In the case of a simple inequality like \(x < 4\), the solution involves plotting a vertical line at \(x = 4\) and shading the half-plane that lies to the left of this line.
The line itself is usually represented as dashed to indicate that points on the line are not included in the solution set (since we are dealing with a strict inequality with no equal sign). This visual representation allows for quick identification of all possible solutions of the inequality.

Linear inequalities are similar to linear equations, but instead of depicting equal relationships, they describe ranges of possible solutions.
A linear inequality looks much like a linear equation but includes inequality signs such as \(<\), \(>\), \(\leq\), or \(\geq\) instead of \(=\).
Consider the inequality \(x < 4\). It represents all numbers less than 4, without including 4 itself.
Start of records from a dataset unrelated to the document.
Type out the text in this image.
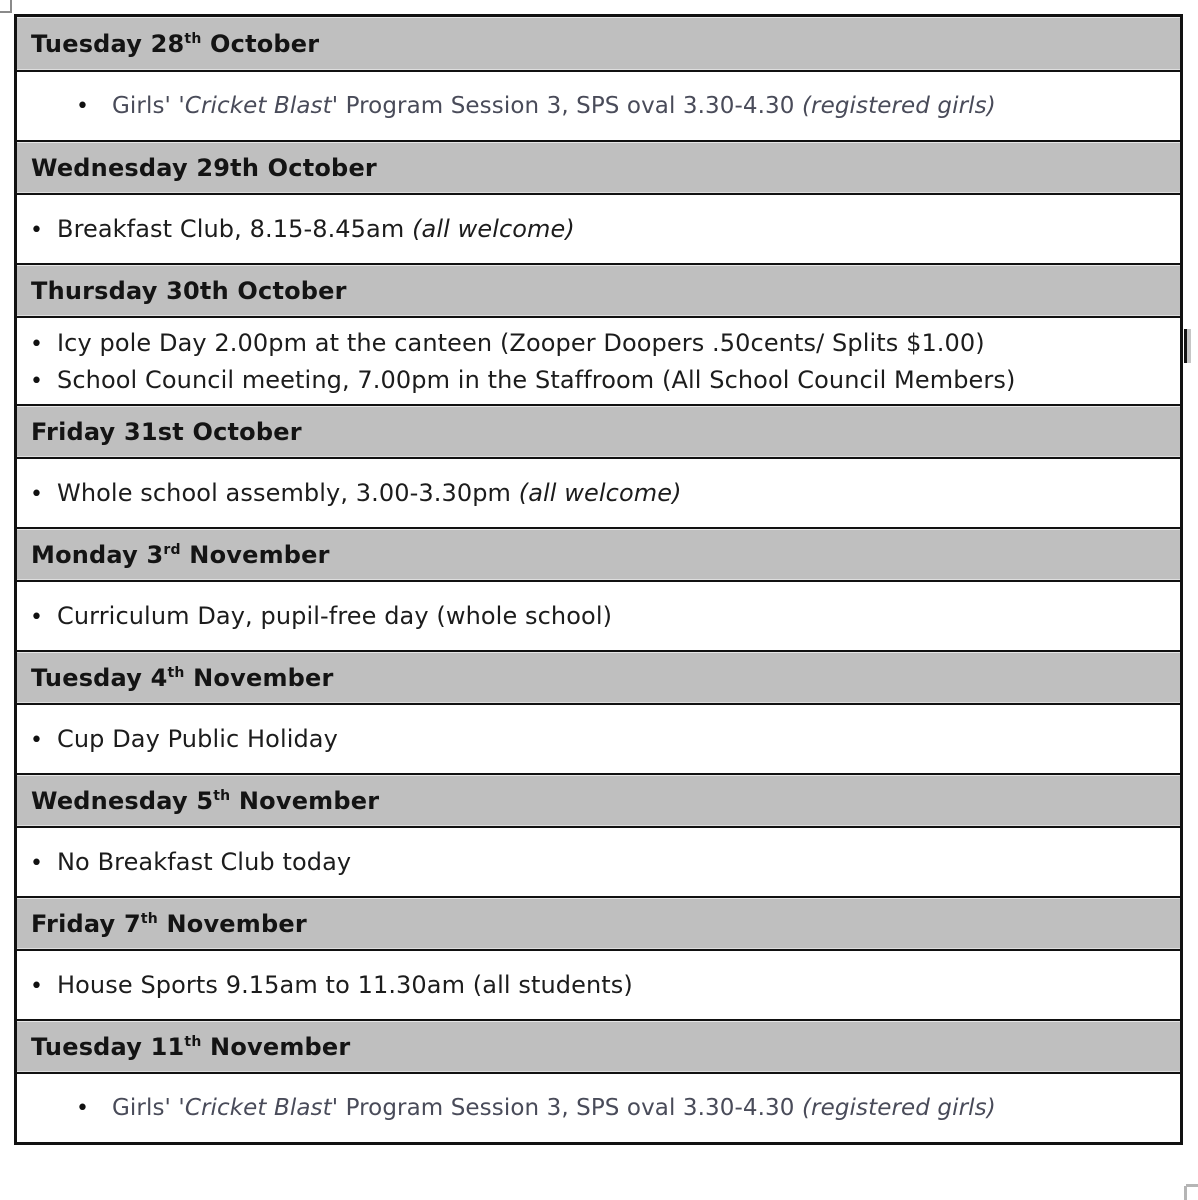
Tuesday 28th October
•	Girls' 'Cricket Blast' Program Session 3, SPS oval 3.30-4.30 (registered girls)
Wednesday 29th October
• Breakfast Club, 8.15-8.45am (all welcome)
Thursday 30th October
• Icy pole Day 2.00pm at the canteen (Zooper Doopers .50cents/ Splits $1.00)
• School Council meeting, 7.00pm in the Staffroom (All School Council Members)
Friday 31st October
• Whole school assembly, 3.00-3.30pm (all welcome)
Monday 3rd November
• Curriculum Day, pupil-free day (whole school)
Tuesday 4th November
• Cup Day Public Holiday
Wednesday 5th November
• No Breakfast Club today
Friday 7th November
• House Sports 9.15am to 11.30am (all students)
Tuesday 11th November
•	Girls' 'Cricket Blast' Program Session 3, SPS oval 3.30-4.30 (registered girls)
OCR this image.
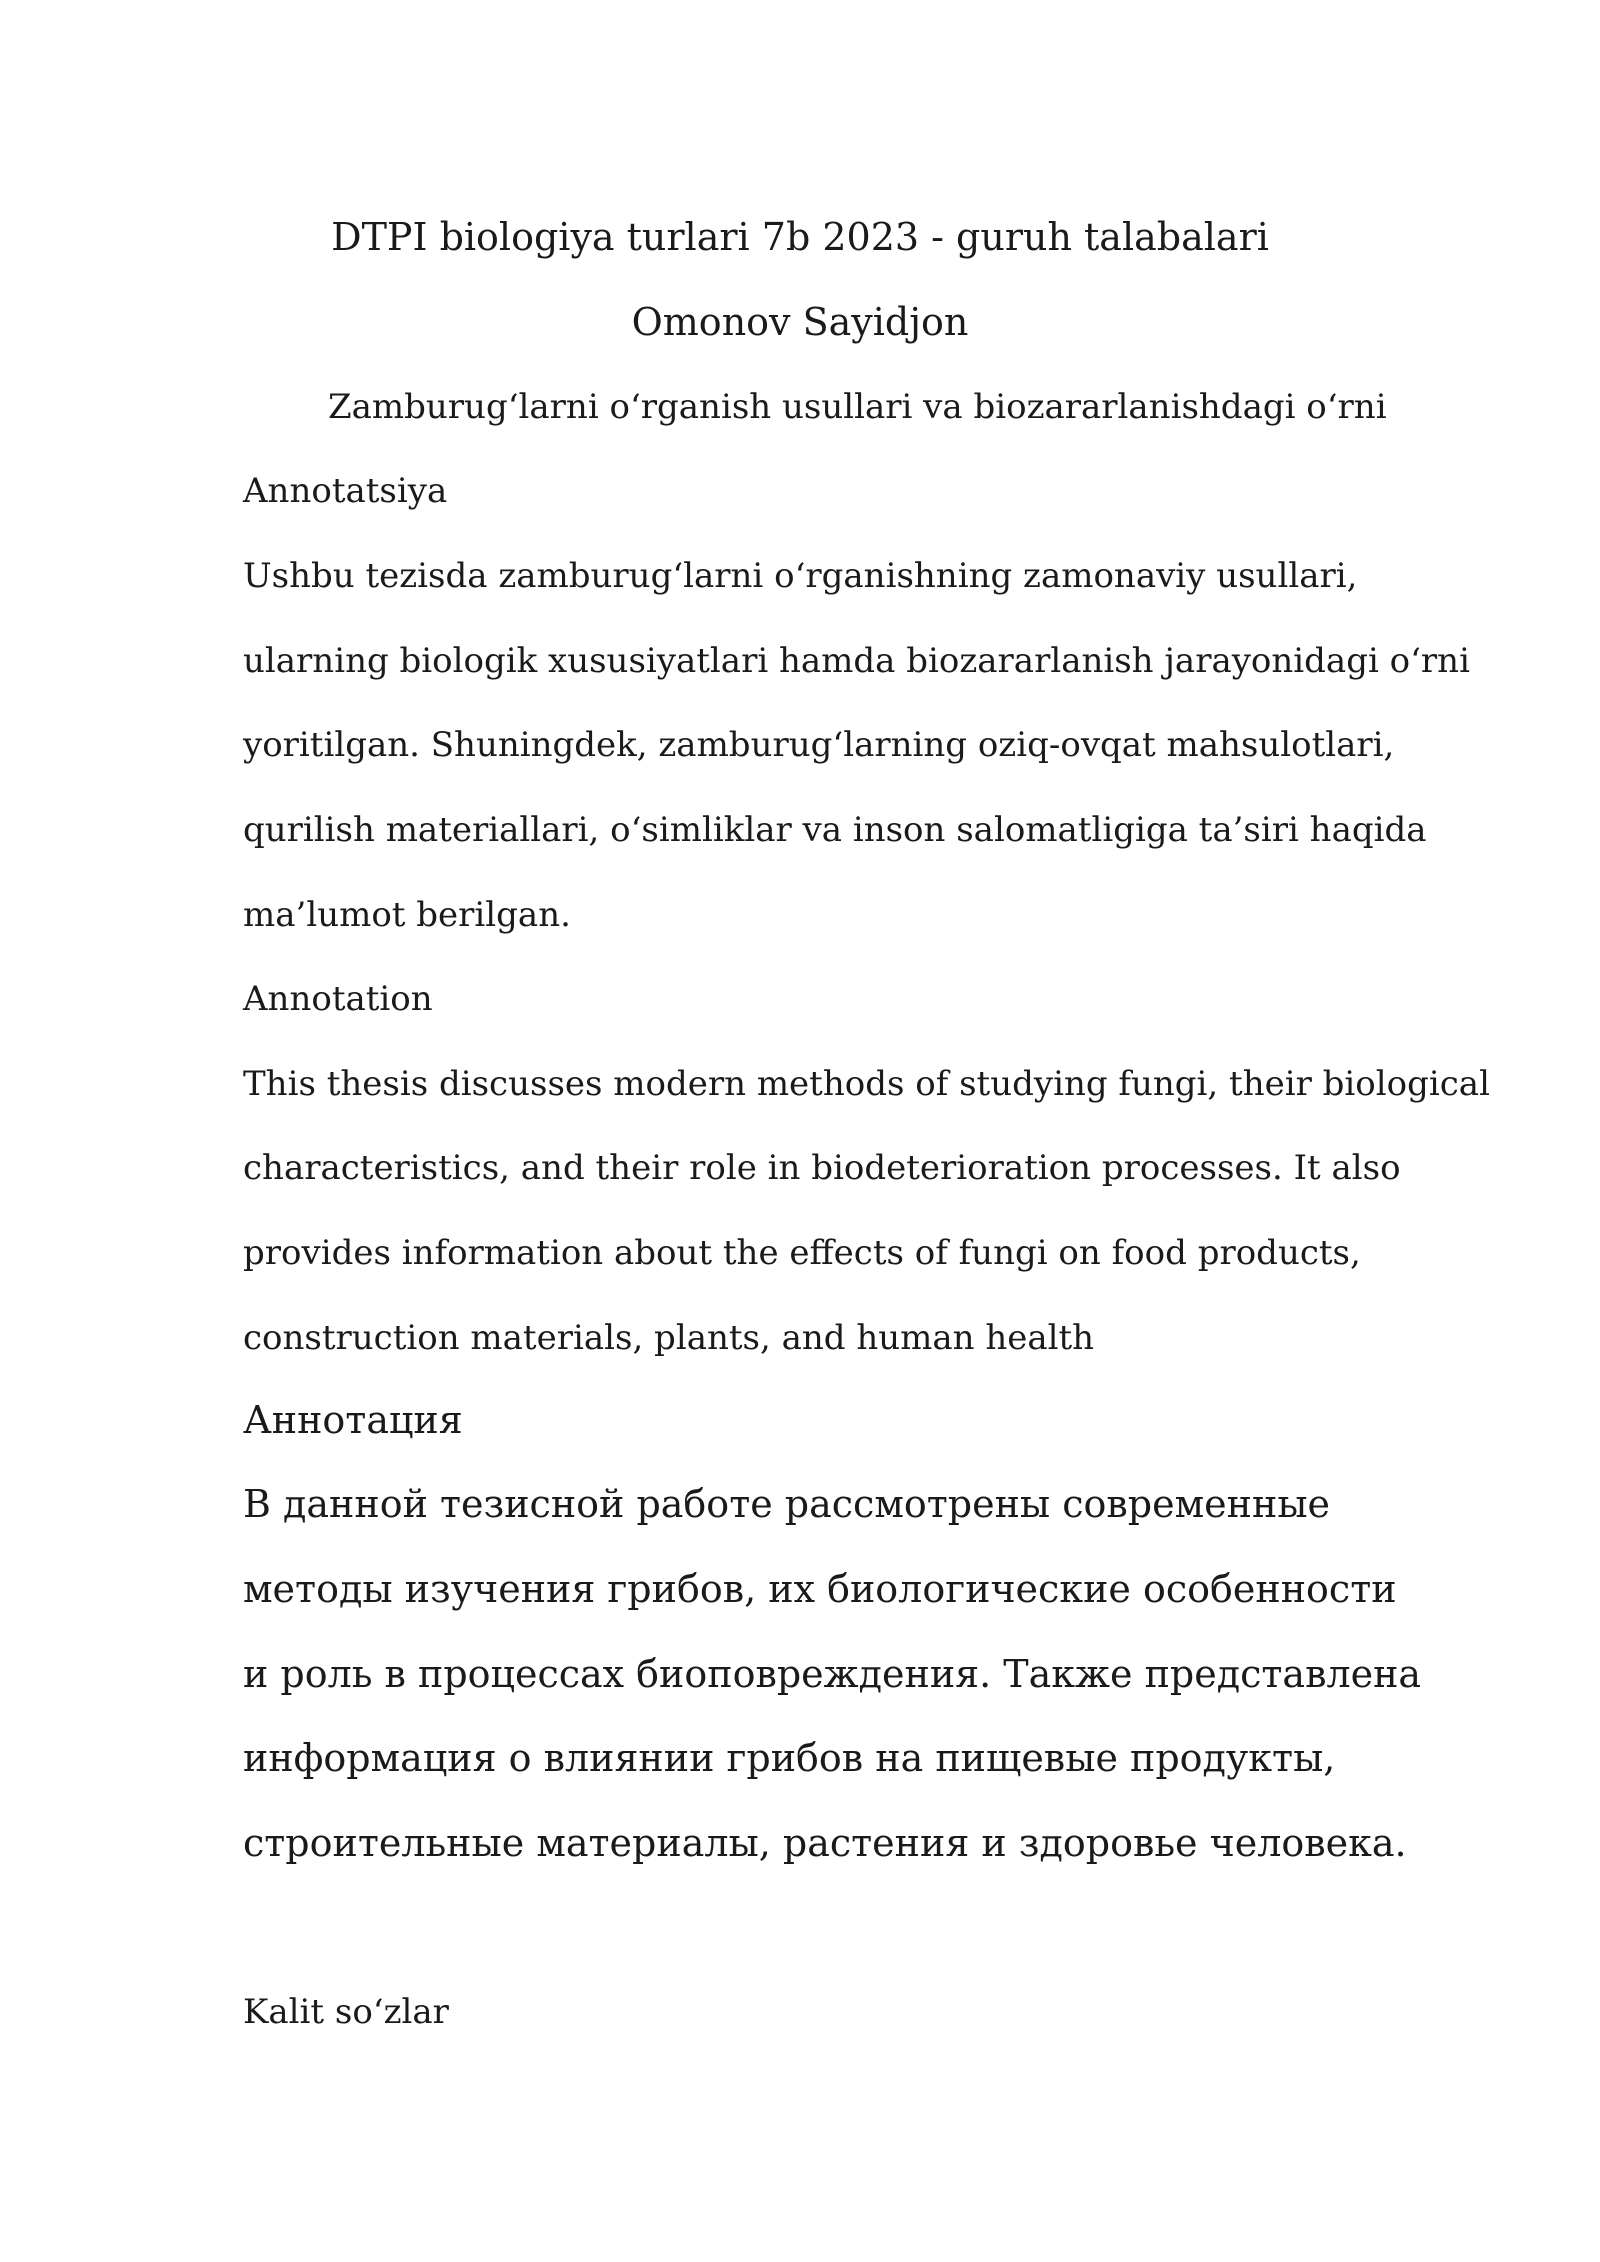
DTPI biologiya turlari 7b 2023 - guruh talabalari
Omonov Sayidjon
Zamburug‘larni o‘rganish usullari va biozararlanishdagi o‘rni
Annotatsiya
Ushbu tezisda zamburug‘larni o‘rganishning zamonaviy usullari,
ularning biologik xususiyatlari hamda biozararlanish jarayonidagi o‘rni
yoritilgan. Shuningdek, zamburug‘larning oziq-ovqat mahsulotlari,
qurilish materiallari, o‘simliklar va inson salomatligiga ta’siri haqida
ma’lumot berilgan.
Annotation
This thesis discusses modern methods of studying fungi, their biological
characteristics, and their role in biodeterioration processes. It also
provides information about the effects of fungi on food products,
construction materials, plants, and human health
Аннотация
В данной тезисной работе рассмотрены современные
методы изучения грибов, их биологические особенности
и роль в процессах биоповреждения. Также представлена
информация о влиянии грибов на пищевые продукты,
строительные материалы, растения и здоровье человека.
Kalit so‘zlar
Therefore, in a linear system expressed graphically, you only shade the region where all the possible values fall below this threshold.

• The inequality sign specifies whether you shade above or below the line.
• The line associated with the inequality is dashed if the inequality is strict (\(<\) or \(>\)).

This helps differentiate between what is included in the solution set and what is not.

In graphing, a half-plane is a region of the coordinate plane on one side of a line. This line acts as a boundary that helps define the solutions of a linear inequality.
When graphing the inequality \(x < 4\), we draw a vertical line at \(x = 4\) and shade the area to its left.
The shaded region, or half-plane, includes all the \(x\) values that satisfy the inequality. Keep in mind that the boundary line itself does not belong to the solution if the inequality is strict.
The concept of a half-plane is a visual method, making it easier for students to understand and interpret solutions of linear inequalities through simple observation of a graph. This visual aid not only enhances comprehension but also facilitates problem-solving when dealing with multiple inequalities.